Später erlebte sie noch viele andere Geschichten. Hut- und Hosengeschichten, Schul- und Feriengeschichten, Liebes- und Trennungsgeschichten und in allen ging es darum, das Gleichgewicht wiederzufinden.
günter neuenhofer, mai 2006
Anregungstexte und Bild:
1. Blaues Zimmer (Hans Georg Bulla, 1981)
Gleichmäßig das Muster der
Tapete. Zehn Finger reichen
für den Abzählvers, dann
beginnt die Wiederholung.
Ich bleibe stehen in der
Tür, den Rahmen hart im
Rücken. Als könnte ich zu
atmen vergessen für ein paar
Augenblicke.
Nichts verzerrt der Spiegel
in der Ecke, einfach kommt
zurück die Antwort. Er lässt
mich nicht allein in dieser
kleinen Lähmung.
2. (Die Hand)
Virginia Woolf aus Blau & Grün, Erzählungen S. 16)

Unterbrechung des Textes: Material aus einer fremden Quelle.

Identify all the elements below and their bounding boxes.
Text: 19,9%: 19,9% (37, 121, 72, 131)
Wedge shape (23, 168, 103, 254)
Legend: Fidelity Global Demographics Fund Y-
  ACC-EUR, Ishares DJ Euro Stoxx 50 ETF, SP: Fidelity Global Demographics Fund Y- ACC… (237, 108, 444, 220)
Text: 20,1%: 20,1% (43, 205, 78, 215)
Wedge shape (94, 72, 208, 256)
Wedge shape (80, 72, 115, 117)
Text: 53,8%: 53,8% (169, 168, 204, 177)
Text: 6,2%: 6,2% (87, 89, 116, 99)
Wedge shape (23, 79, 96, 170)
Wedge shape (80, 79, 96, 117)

Wenn ich nur meine Hand auf der Fensterbank ansehe und bedenke, wieviel Wohltuendes ich in ihr gehalten habe, wie sie Seide berührt hat und Tonköpfe und heiße Mauern, wie sie sich flach auf feuchtes Gras gelegt hat oder sonnenverbrannt den Atlantik durch ihre Finger spritzen ließ, Glockenblumen und Narzissen abgerissen, reife Pflaumen gepflückt hat, nicht eine Sekunde lang, seitdem ich geboren bin, aufgehört hat, mir von heiß und kalt, von Feuchtem oder Trockenem zu berichten, so bin ich bestürzt, daß ich diese wunderbare Verbindung von Fleisch und Nerven dazu benutzen soll, den Mißbrauch des Lebens aufzuschreiben. Doch eben das tun wir. Was mich denken läßt, Literatur ist die Chronik unseres Mißvergnügens.